Позднее, когда я пришел в себя, я был смущен воспоминанием этой сцены, но, к счастью, Алисия, должно быть, была также смущена, поскольку она никогда не вспоминала о ней. Я содрогался при мысли о своем безумном поведении, когда я произносил тирады о последнем из Стьювезантов и без умолку болтал об общении; я решил, что был временно выбит из колеи потрясением. Я все еще был потрясен откровениями Элфриды, но решил не думать об этом до полного выздоровления.
Меня положили в больницу.

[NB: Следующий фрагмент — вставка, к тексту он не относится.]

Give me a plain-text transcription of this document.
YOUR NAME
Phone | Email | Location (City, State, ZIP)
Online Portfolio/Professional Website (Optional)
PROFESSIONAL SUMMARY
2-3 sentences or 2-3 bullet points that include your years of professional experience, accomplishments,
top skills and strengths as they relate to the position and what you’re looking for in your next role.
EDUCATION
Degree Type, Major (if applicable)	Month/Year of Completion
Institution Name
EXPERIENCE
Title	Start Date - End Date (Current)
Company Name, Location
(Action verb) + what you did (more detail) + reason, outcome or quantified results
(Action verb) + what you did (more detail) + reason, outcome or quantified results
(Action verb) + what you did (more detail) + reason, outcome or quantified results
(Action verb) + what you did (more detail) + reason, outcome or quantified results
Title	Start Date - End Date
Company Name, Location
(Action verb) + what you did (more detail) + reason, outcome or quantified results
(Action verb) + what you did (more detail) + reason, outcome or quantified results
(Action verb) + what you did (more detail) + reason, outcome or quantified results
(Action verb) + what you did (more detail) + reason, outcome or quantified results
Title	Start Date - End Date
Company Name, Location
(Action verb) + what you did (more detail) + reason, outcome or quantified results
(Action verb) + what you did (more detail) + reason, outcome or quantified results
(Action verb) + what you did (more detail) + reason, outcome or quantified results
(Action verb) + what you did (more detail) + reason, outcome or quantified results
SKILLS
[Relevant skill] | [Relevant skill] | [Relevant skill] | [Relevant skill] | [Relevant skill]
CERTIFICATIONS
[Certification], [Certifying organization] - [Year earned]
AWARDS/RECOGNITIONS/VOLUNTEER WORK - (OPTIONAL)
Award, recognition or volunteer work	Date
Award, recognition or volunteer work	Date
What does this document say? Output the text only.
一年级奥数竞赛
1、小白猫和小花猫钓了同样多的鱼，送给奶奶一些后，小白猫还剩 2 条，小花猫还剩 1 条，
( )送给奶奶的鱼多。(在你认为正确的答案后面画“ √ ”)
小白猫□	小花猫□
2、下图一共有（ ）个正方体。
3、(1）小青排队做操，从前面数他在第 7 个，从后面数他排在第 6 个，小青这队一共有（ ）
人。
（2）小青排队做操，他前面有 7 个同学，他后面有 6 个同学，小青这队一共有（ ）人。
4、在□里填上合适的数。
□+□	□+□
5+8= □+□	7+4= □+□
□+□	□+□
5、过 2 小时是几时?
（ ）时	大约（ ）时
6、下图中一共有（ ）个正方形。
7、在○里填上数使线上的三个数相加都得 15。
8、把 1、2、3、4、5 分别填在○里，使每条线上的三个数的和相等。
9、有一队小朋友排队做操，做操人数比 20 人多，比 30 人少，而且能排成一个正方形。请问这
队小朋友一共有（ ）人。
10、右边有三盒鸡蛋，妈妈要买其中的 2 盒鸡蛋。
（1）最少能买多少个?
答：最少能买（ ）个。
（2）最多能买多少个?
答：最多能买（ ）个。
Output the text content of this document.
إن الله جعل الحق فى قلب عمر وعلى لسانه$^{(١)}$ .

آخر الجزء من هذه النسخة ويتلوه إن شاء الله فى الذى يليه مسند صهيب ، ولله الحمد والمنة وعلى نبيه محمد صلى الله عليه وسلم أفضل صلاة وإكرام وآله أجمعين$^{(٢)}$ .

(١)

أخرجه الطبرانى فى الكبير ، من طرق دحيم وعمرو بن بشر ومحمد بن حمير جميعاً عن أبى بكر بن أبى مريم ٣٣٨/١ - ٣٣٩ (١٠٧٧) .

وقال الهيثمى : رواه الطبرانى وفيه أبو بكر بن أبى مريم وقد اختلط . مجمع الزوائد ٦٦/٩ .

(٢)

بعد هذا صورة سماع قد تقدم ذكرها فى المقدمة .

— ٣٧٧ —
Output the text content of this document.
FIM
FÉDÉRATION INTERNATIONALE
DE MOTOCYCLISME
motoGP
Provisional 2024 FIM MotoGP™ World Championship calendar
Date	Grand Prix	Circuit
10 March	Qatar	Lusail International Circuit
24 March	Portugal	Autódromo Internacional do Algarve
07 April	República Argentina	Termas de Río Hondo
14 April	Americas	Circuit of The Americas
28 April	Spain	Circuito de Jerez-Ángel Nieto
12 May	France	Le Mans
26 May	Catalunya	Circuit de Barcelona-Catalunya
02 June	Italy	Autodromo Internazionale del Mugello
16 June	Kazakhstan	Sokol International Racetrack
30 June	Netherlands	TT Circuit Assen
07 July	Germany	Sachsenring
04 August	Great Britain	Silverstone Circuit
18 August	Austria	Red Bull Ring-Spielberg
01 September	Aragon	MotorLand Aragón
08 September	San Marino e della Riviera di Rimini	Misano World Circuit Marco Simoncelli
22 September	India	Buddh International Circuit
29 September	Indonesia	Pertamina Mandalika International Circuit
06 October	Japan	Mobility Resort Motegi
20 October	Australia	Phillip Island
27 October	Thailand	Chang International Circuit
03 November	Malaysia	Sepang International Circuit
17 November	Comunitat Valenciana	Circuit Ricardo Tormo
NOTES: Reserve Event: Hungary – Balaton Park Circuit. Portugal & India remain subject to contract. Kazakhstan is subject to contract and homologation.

Больше всего на свете я ненавидел это заведение.
— Уедем отсюда! — сказал я Алисии, как только осмелился тратить свое драгоценное дыхание на разговор. — Забери меня! Прочь из этой страны!
Мы уехали в начале сентября, сократив наш отпуск, и как только Европа исчезла из глаз моих, я почувствовал себя лучше. Теперь я не лежал ночью без сна и не думал, смогу ли вздохнуть или нет. Теперь я уже мог позволить себе мысленно переживать тот ужасный разговор с Элфридой. И, наконец, теперь мне предстояло решить загадку, которую представлял собой Скотт.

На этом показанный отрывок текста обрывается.